Second, there is no reason to believe that the Court chose the rule of reason in Actavis rather than a more stringent standard of scrutiny because of Solvay’s disputed patent rights. As the Court pointed out, “[t]he patent here may or may not be valid, and may or may not be infringed” (570 U.S. at 147). The last section of the opinion, in which the Court rejected the “quick look” standard proposed by the FTC (an intermediate standard in-between per se analysis and the rule of reason), does not rely on Solvay’s patent rights at all (see Actavis, 570 U.S. at 158-60). The Court chose to apply the rule of reason “because the likelihood of a reverse payment bringing about anticompetitive effects depends upon its size, its scale in relation to the payor’s anticipated future litigation costs, its independence from other services for which it might represent payment, and the lack of any other convincing justification” (id at 159). These considerations apply only tangentially, if at all, to no-AG agreements. While it is possible to calculate the “size” of a no-AG payment – ie, its cost to the brand and its benefit to the generic (which will be different) – that figure is a way of determining whether the agreement “reflects traditional settlement considerations”, id at 156, and an argument can be made that no-AG agreements cannot possibly reflect such considerations since they involve only restraints on competition.

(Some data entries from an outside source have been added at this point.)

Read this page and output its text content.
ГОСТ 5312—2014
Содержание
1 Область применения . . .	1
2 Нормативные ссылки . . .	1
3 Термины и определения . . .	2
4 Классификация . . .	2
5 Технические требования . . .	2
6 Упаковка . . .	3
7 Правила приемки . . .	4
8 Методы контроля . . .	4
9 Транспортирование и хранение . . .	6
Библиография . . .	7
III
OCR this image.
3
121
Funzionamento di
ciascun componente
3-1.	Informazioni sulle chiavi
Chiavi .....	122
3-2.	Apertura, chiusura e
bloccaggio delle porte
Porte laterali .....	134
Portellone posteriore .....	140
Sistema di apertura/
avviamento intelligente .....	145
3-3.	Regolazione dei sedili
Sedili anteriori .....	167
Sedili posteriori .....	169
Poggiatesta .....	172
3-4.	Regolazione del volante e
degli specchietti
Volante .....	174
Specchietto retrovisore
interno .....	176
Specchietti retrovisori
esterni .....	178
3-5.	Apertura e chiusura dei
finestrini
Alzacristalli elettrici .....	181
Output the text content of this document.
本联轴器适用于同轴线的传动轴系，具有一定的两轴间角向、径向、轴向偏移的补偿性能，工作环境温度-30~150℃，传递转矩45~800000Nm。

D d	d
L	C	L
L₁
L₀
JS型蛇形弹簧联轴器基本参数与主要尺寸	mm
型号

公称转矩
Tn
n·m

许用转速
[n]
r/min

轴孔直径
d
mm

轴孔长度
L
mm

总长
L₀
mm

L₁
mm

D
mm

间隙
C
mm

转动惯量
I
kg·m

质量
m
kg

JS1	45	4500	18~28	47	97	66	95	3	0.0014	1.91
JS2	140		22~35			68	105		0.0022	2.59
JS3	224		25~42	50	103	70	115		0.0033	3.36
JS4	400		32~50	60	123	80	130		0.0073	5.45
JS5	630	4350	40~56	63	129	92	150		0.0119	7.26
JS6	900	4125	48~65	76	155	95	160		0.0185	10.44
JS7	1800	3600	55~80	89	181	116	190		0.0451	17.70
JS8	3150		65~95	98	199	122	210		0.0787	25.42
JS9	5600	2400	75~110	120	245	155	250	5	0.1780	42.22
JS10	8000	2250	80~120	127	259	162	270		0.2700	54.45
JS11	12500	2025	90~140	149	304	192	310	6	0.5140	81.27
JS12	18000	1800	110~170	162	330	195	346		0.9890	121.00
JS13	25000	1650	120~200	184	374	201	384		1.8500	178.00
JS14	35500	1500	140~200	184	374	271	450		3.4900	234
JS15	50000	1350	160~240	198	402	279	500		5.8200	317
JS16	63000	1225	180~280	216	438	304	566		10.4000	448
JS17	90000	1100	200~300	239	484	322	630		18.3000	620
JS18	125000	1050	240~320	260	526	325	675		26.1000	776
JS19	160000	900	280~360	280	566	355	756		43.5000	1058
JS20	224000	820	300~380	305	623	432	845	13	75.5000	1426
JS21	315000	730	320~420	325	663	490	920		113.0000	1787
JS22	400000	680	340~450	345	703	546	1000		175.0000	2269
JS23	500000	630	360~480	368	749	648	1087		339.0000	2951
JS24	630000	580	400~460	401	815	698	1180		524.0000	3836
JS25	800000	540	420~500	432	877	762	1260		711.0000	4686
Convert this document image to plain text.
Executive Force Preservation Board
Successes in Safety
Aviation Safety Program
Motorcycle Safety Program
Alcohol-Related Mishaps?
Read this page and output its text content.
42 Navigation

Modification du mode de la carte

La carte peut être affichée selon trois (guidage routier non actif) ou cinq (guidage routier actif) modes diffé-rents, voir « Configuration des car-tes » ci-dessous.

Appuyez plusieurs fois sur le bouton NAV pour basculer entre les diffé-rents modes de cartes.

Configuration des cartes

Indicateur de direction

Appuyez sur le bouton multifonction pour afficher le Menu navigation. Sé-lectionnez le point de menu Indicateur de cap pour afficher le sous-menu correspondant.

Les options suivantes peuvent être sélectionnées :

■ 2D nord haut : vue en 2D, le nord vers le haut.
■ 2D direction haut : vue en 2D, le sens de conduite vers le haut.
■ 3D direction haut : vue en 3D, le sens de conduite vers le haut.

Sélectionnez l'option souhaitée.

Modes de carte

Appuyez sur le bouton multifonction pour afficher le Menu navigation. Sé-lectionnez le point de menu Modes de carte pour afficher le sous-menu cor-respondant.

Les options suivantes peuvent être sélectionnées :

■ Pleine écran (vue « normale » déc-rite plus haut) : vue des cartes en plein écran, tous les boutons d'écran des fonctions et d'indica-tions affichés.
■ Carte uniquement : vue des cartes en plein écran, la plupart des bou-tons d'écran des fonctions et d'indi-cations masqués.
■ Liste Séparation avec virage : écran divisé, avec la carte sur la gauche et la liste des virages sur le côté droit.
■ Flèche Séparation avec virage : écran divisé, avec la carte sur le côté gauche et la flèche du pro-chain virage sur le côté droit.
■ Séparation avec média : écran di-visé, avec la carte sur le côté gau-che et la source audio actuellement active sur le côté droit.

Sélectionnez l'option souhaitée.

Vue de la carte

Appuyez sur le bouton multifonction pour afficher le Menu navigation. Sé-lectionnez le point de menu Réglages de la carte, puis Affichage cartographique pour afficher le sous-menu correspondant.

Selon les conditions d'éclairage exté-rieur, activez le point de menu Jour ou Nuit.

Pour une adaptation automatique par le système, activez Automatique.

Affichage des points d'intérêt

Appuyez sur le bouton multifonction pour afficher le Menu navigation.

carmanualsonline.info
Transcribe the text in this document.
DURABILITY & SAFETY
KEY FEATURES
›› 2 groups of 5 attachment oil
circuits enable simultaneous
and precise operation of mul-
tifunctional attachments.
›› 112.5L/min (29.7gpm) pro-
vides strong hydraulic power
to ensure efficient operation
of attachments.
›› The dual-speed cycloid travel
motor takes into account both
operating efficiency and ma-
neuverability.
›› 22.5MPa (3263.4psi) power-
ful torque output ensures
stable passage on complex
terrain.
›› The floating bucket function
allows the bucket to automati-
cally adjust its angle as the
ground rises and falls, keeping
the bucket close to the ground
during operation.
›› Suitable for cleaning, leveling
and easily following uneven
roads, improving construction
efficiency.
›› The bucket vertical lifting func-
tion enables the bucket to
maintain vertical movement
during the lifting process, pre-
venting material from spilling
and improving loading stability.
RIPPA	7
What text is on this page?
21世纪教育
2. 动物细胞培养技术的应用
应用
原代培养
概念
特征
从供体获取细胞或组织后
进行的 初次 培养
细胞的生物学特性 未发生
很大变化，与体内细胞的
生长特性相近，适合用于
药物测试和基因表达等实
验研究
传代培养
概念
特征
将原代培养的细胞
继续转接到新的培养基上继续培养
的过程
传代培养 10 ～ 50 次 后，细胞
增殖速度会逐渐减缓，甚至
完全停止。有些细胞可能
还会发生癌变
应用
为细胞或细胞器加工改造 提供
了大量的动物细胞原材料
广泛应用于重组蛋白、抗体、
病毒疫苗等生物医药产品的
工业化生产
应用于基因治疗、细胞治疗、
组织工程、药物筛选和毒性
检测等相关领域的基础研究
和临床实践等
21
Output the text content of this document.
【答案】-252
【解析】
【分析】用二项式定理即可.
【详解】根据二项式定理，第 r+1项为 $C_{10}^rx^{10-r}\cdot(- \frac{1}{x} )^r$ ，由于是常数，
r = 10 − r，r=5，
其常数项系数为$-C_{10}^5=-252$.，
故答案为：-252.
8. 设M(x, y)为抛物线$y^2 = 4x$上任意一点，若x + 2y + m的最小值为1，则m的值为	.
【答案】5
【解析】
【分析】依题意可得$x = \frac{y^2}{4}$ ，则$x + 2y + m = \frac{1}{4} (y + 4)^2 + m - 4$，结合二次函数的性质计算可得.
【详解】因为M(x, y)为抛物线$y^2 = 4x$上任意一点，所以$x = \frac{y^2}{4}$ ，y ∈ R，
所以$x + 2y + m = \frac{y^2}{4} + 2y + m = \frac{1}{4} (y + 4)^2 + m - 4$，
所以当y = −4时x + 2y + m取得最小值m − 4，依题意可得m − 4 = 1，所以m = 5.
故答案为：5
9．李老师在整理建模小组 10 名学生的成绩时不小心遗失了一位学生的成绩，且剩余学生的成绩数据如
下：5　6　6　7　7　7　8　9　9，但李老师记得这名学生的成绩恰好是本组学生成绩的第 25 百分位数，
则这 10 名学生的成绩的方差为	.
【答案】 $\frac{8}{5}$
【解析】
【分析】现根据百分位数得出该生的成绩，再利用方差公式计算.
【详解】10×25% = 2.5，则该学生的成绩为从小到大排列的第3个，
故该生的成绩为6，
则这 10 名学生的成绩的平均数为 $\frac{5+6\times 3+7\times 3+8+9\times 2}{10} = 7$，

Moreover, in rejecting the Eleventh Circuit’s scope-of-the-patent test, the Court cited a number of prior cases in which it had found that “patent-related settlement agreements” violated the antitrust laws (id at 147-151 (citing United States v Singer Mfg. Co., 374 U.S. 174 (1963); United States v New Wrinkle, Inc., 342 U.S. 371 (1952); United States v Line Material Co., 333 U.S. 287 (1948); and Standard Oil Co. (Indiana) v United States, 283 U.S. 163 (1931))). The Court in those cases had no difficulty applying per se rules (see New Wrinkle, 342 U.S. at 380 (“An arrangement was made between patent holders to pool their patents and fix prices on the products for themselves and their licensees. The purpose and result plainly violate the Sherman Act”); Line Material, 333 U.S. at 314 (“when patentees join in an agreement as here to maintain prices on their several products, that agreement, however advantageous it may be to stimulate the broader use of patents, is unlawful per se under the Sherman Act”) (emphasis added)). Intellectual property rights may in some cases immunise the challenged conduct altogether (as the lower courts concluded in Actavis), but they do not typically affect the decision to apply per se rules or the rule of reason, a decision that ultimatelyrests on the likelihood of anti-competitive harm. Indeed, the existence of a patent increases rather than decreases the likelihood of such effects (see Actavis, 570 U.S. at 161 (Roberts, J., dissenting)).